Samples could be found here, the corresponding experiment is specified at section 5.3 in the paper. Only conventional and proposed methods are compared here.
Python: '3.5.2'
Numpy: '1.16.2'
PyTorch: '0.4.1'
Montreal-force-aligner: '1.1.0'
- Download and decompress VCTK corpus
- Put text file and audio file under same dir, run
rename.sh
- Run align_VCTK.sh to get aligned result
- Set path info in config/config.yaml
- Run
preprocess.py
to generate acoustic features with corresponding phone label
- All hyperparameters are listed in this .yaml file
- All modules training could be done by calling the
main.py
by adding different arguments.
usage: main.py [-h] [--config CONFIG]
[--seed SEED] [--train | --test]
[--ppr | --ppts | --uppt]
[--spk_id SPK_ID] [--A_id A_ID] [--B_id B_ID]
[--pre_train]
- The detailed usages of each module are listed below.
- The path of logging and model saving should be specified in config file first.
python3 main.py --config [path-to-config] --train --ppr
python3 main.py --config [path-to-config] --test --ppr
python3 main.py --config [path-to-config] --train --ppts \\
--spk_id [which-speaker-to-train]
python3 main.py --config [path-to-config] --test --ppts \\
--spk_id [which-speaker-to-train]
python3 main.py --config [path-to-config] --train --uppt \\
--pre_train --A_id [src-speaker] --B_id [tgt-speaker]
- If A_id and B_id are both set to "all", then data of two groups of fast and slow speakers instead of two single speaker will be used instead for pre-training.
- Ex.
... --A_id all --B_id all
python3 main.py --config [path-to-config] --train --uppt \\
--A_id [src-speaker] --B_id [tgt-speaker]

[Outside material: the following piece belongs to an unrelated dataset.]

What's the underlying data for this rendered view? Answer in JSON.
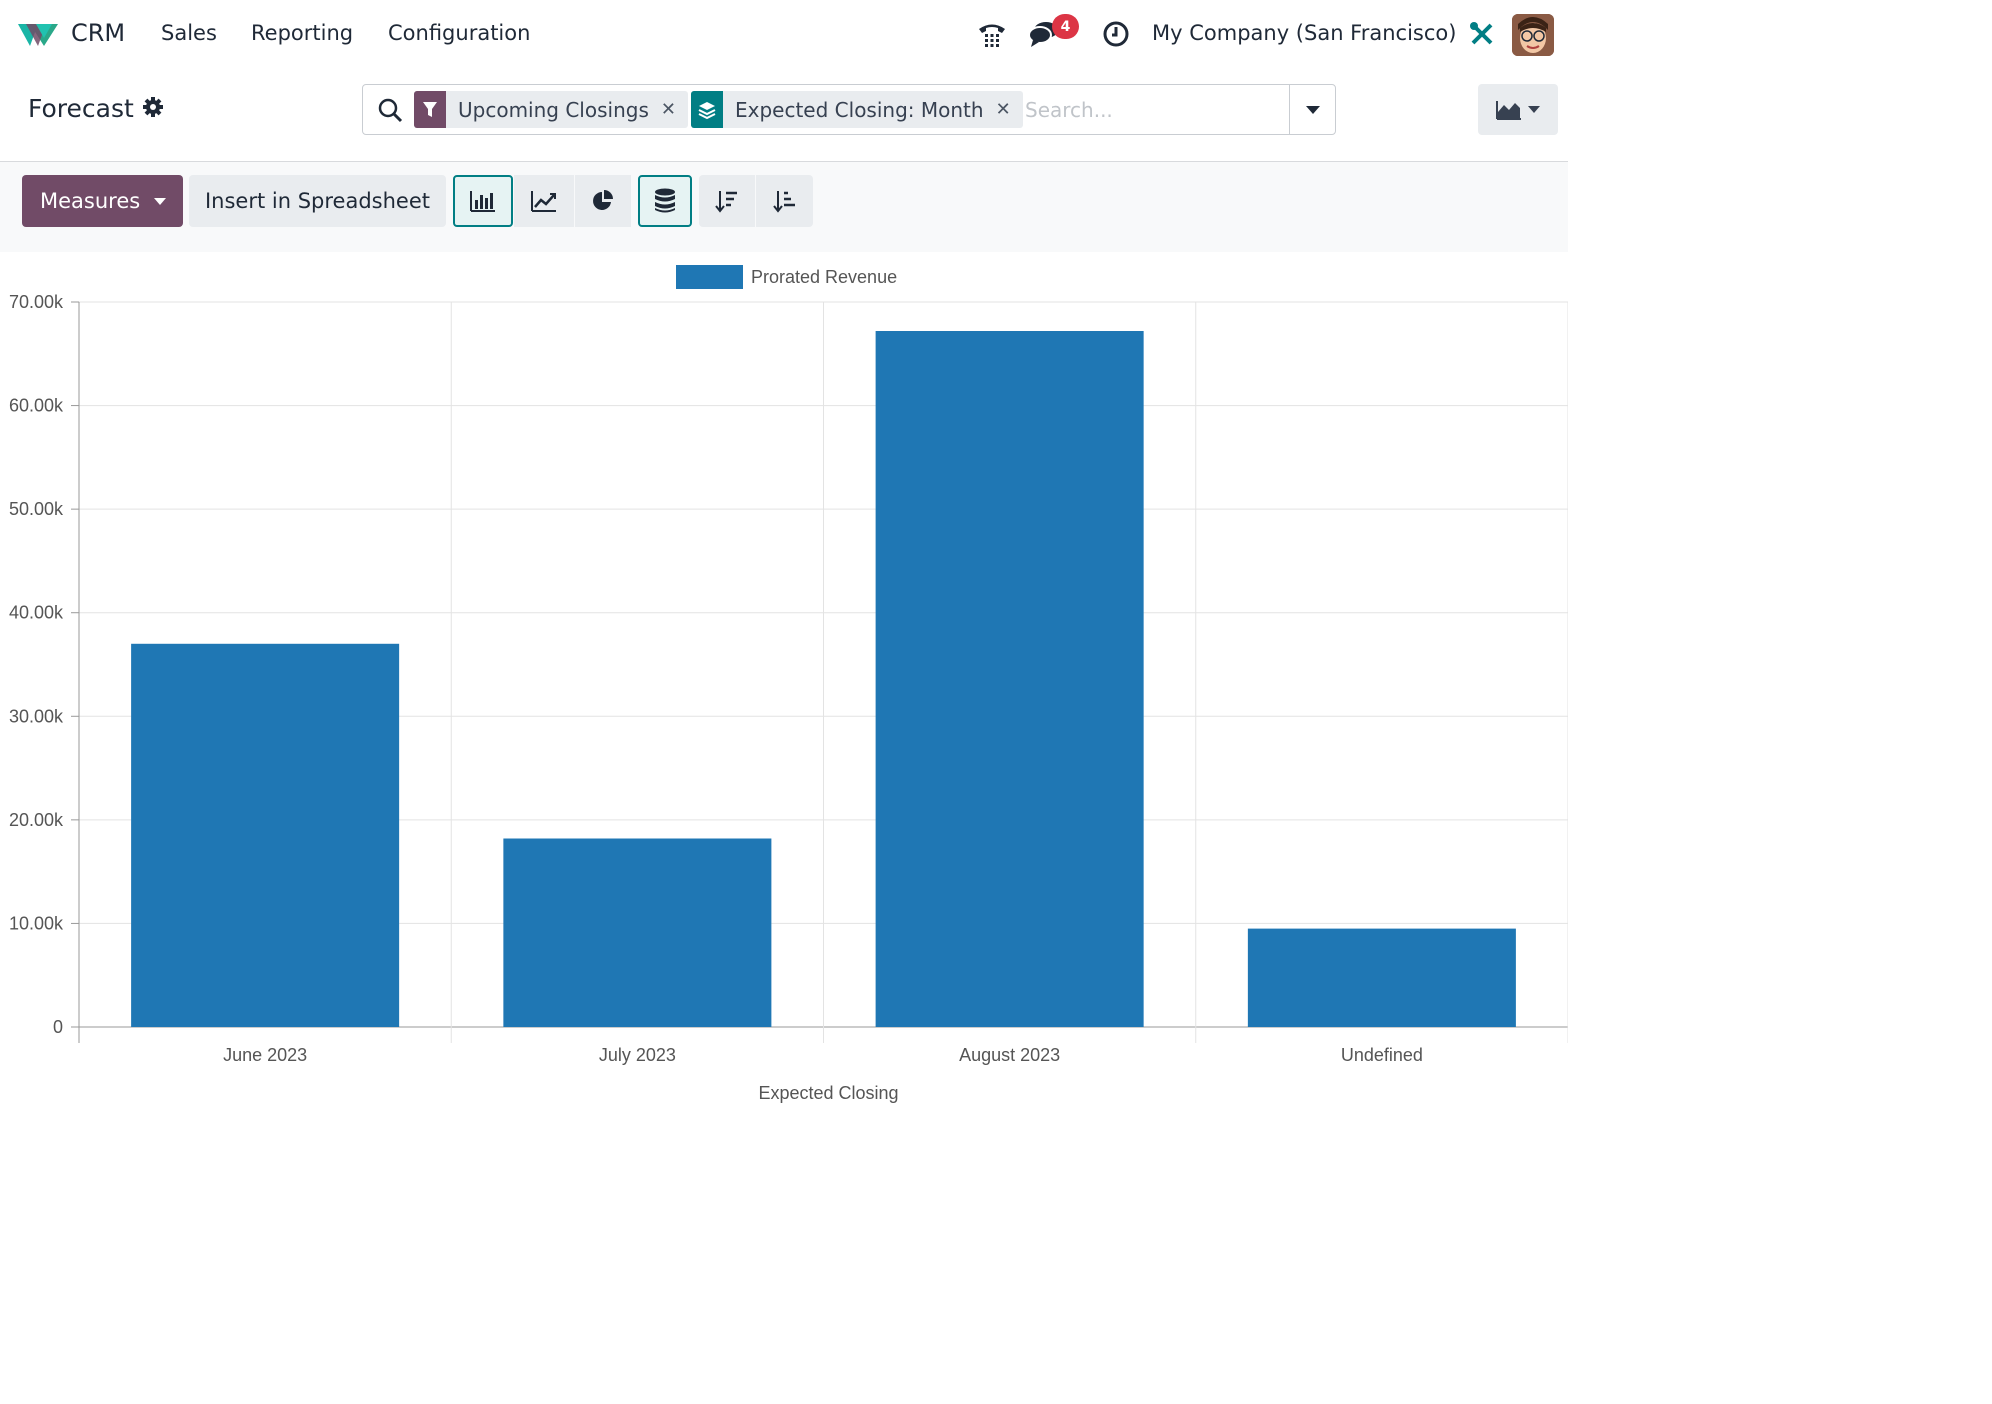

python3 main.py --config [path-to-config] --test --uppt \\
--A_id [src-speaker] --B_id [tgt-speaker]
python3 star_main.py
--config [path-to-config] --train --uppt --pre_train
python3 star_main.py --config [path-to-config] --train --uppt
python3 star_main.py --config [path-to-config] --test --uppt \\
--tgt_id [tgt-speaker]
- Phoneme 'spn' means Unknown in MFA, so currently map it with 'sp' to id 0 as well.
- Is padding 'sp' a good choice? Or maybe 'sil'?
- Add Logging method to solver, removing add summ redundancy in both train and eval
- Whole conversion process pipeline, adding functions to load from specified path at inference time
- StarGAN inference